4.5 [Geïntimeerde] heeft bij memorie van antwoord nog aangevoerd dat de vraag is welk belang de curator heeft bij zijn vordering en het voortprocederen in deze zaak. Zij heeft er daarbij op gewezen dat het gaat om een auto van twaalf jaar oud. Deze enkele omstandigheid kan echter niet de conclusie rechtvaardigen dat de curator geen voldoende belang heeft bij zijn vordering, zodat ook dit verweer faalt.
Het slagen van de grief brengt mee dat het bestreden vonnis moet worden vernietigd en dat de vordering van De Werdt moet worden toegewezen, met veroordeling van [geïntimeerde] in de kosten van beide instanties. De door [geïntimeerde] (voor het eerst in hoger beroep) ingestelde tegenvordering komt reeds daarom niet aan de orde. Het hof ziet aanleiding de dwangsom als gevorderd te verlagen tot € 300,- en bovendien deze te maximeren tot € 15.000,-.

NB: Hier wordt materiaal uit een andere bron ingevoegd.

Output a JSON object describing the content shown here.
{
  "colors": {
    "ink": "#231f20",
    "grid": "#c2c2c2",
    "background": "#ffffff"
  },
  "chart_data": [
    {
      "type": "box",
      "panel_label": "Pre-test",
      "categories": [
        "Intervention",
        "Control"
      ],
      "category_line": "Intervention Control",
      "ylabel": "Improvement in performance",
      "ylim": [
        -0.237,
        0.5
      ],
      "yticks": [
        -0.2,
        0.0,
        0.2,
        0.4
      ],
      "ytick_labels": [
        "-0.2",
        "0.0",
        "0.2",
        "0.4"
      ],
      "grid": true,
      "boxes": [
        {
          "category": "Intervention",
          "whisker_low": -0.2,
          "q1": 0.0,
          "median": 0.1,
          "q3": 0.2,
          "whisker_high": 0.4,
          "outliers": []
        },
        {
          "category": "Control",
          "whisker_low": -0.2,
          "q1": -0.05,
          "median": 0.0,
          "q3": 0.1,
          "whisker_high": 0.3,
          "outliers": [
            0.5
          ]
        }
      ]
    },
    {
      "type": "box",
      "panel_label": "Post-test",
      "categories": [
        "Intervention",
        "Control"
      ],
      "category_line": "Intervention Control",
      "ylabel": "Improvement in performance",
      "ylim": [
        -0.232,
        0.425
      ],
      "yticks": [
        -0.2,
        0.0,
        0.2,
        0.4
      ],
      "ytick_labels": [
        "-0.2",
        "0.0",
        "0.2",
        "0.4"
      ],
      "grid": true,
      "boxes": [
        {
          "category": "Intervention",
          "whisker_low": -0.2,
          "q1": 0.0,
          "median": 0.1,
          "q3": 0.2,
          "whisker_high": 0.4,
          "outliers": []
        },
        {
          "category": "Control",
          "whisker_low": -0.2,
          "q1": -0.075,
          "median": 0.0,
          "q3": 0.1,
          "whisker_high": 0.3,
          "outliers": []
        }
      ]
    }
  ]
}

vernietigt het vonnis waarvan beroep;
veroordeelt [geïntimeerde] om binnen 24 uur na betekening van dit arrest aan de curator af te geven de auto merk Nissan, type Terrano, kenteken [...], met alle sleutels en kentekenbewijzen, zulks onder verbeurte van een dwangsom van € 300,- voor iedere dag of gedeelte van een dag dat [geïntimeerde] in gebreke blijft aan deze veroordeling te voldoen, echter tot een maximum van € 15.000,-;
veroordeelt [geïntimeerde] in de kosten van beide instanties en begroot die kosten, voor zover tot heden aan de zijde van De Werdt gevallen, op € 1.131,93 voor de eerste aanleg en op € 1.256,93 voor het hoger beroep;
verklaart dit arrest uitvoerbaar bij voorraad.
Dit arrest is gewezen door mrs. N. van Lingen, R.J.F. Thiessen en H.M. de Mol van Otterloo en in het openbaar uitgesproken op 20 oktober 2005.